Spencer had the grace to look sympathetic as he laid a light hand on the curve of her shoulder. When he spoke his voice had morphed again—from supportive to sassy—as per the protocol of one girlfriend finding another down in the relationship dumps. “Girl, it doesn’t matter if he's hot, this relationship has obviously reached its expiration date. Cut that boy loose and find yourself some fresh meat.” His voice dropped to a conspiratorial whisper. “Besides, it’s not like you can’t do better. That boy is as dumb as a box of rocks, and you deserve a man whose brain is bigger than his—”
With a groan, Roxanne cut off Spencer’s advice before he could get fully ramped up. She moved out of her cubicle, waving the stack of papers as if she could shoo him away as easily as a nosy puppy. “We’re fine, really,” she insisted, knowing it was at best a stretch and at worst a total lie. “And his brain and his”—she lowed the papers over her abdomen and waved them again—“you know, are…proportional.” It was a generous statement, but obligatory.
“We’re fine,” Spencer echoed, emphasizing the word and ignoring her vain attempt at defense. “Honey, anyone who uses the word ‘fine’ to describe their love life is in deep trouble.”
Roxanne groaned and slid out of the cubicle, moving toward the copy room at the end of the aisle without bothering to respond. Spencer was right. She and Hunter were past their expiration date—so far past, actually, that had their relationship been a latte it would have already gone from curdled to downright spoiled. They’d been hanging on by that silken thread for months, and it had long since begun to fray. He was hot, but then of course he was. He was a model, for goodness sake. They were all hot; it was literally part of the job description. But some old stereotypes held true, and poor Hunter was equal parts handsome and vapid. Not to mention ambitious. He’d probably date a badger if it would help him improve his resume. Roxanne had begun to question whether she and Hunter had actually ever had something, or if they’d dated simply to leverage each other for their respective careers—his a budding leading man and hers a hopeful career in high-fashion, both things that they no longer needed each
other for. He’d landed a contract at Elite Model Management while Roxanne had, of course, started climbing the corporate rungs at Vogue. Those occurrences matched exactly with when their relationship had started its downward descent. Lately it felt like they were two different people, living two completely different lives and just too lazy to bother leaving each other.
Not that Roxanne really cared at this point. A fashion editor dating a model was so cliché she should almost break it off with him just for sake of saving her reputation.

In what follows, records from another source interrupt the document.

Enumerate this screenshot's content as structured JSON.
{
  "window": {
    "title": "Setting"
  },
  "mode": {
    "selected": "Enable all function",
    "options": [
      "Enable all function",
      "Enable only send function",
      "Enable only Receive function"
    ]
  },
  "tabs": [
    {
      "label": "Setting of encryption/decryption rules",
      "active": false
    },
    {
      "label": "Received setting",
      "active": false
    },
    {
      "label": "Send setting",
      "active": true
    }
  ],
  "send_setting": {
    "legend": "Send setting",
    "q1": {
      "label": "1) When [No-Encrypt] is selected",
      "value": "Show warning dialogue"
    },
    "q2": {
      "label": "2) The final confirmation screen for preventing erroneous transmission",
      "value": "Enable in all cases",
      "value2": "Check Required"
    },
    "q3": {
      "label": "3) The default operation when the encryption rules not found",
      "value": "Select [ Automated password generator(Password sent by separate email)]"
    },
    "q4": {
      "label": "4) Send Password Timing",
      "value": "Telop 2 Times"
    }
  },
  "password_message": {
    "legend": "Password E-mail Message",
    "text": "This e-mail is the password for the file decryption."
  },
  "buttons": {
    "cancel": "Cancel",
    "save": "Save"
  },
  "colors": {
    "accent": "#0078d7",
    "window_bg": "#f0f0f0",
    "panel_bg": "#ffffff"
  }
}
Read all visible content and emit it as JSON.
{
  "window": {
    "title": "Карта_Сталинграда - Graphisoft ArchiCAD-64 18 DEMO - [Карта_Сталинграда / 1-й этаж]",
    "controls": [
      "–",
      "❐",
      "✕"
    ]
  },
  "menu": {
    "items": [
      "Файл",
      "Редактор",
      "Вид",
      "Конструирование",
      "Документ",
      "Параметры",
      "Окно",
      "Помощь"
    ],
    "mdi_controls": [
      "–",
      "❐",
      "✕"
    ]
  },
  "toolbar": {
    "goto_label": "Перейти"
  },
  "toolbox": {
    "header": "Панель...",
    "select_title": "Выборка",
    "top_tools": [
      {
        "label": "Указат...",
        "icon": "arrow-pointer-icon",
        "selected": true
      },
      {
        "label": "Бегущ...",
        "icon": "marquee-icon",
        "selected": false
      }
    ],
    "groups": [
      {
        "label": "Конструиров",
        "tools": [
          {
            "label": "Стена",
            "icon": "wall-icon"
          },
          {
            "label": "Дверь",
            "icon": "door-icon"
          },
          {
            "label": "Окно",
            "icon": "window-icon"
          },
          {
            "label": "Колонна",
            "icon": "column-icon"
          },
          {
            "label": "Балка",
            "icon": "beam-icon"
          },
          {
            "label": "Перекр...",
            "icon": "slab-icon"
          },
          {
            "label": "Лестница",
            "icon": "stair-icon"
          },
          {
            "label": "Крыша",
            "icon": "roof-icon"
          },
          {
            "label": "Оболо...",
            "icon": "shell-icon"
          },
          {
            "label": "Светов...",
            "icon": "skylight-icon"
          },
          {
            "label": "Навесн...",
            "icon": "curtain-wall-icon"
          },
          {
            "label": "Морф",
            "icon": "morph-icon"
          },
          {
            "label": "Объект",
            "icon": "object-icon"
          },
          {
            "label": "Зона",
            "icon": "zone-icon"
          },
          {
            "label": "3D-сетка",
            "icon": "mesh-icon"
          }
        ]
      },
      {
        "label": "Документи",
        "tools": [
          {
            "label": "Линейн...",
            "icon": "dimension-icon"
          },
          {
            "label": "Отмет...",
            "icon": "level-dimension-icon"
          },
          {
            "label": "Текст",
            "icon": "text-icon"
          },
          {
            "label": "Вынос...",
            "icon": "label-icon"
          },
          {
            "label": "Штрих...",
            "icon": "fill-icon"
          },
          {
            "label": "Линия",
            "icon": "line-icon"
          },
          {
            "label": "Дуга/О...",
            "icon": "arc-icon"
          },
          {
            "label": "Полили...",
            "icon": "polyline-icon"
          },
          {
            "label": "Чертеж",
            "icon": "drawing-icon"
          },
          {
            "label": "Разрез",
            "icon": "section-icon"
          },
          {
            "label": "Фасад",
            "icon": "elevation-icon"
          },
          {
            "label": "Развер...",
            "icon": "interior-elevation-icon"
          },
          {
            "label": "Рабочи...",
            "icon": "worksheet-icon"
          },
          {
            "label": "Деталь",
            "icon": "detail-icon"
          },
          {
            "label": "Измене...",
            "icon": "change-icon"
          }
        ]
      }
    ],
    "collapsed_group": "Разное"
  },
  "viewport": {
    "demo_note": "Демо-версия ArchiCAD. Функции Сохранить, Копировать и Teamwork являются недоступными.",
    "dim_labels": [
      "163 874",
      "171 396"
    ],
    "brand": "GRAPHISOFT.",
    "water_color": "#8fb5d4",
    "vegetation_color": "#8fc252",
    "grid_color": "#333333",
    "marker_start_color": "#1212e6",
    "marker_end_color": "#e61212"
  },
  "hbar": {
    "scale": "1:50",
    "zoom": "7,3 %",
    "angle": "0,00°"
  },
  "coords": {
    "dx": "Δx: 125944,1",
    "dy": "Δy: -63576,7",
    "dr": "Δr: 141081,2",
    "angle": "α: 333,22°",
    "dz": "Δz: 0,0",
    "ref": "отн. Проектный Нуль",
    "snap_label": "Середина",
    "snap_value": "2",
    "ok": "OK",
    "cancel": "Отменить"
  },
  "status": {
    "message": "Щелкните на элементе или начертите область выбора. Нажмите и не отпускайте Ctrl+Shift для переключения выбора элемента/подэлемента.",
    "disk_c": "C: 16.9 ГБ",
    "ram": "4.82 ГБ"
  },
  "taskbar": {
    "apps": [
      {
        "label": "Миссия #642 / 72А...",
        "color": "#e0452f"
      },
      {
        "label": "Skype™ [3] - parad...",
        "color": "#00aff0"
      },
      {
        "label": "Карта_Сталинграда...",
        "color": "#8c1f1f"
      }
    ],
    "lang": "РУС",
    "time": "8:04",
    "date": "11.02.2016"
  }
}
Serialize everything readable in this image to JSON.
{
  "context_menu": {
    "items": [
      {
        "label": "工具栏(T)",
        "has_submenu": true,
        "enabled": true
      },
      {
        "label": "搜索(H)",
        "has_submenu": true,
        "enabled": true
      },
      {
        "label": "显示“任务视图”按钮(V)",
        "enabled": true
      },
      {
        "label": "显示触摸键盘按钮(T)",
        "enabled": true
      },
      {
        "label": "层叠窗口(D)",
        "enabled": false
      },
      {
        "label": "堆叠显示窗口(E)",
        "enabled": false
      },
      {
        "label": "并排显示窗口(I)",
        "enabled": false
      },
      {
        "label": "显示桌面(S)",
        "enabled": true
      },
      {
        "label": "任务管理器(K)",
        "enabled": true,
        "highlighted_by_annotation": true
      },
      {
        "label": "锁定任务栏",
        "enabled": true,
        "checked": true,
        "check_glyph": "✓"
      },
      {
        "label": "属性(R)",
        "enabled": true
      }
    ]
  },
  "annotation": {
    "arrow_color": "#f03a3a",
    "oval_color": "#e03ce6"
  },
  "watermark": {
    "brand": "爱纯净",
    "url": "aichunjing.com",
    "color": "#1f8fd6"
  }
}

“Oh, Rox,” Spencer fake whispered as he swung himself away from her cubicle wall and began to move toward his own. He gave her a sly wink over his shoulder. “Maybe you should ask Santa for a new man this Christmas—assuming the Big Guy in Red delivers in Vermont. Maybe he’ll bring you a big, strong mountain man.”
Chapter 2
Roxanne tipped the valet for loading her luggage into the trunk of her car before sinking into the cushy leather driver’s seat of her BMW 430i. She inhaled a lungful of new car smell, appreciating its ability to linger. The car was as alien to her as was a space ship, and Roxanne busied herself with refamiliarizing the various buttons and knobs of the car’s interior. The cockpit was black, silver, and chrome from chair to console, and had more bells and whistles than were useful, much less necessary. She had no idea what half of them did, and she didn’t really care to learn, either.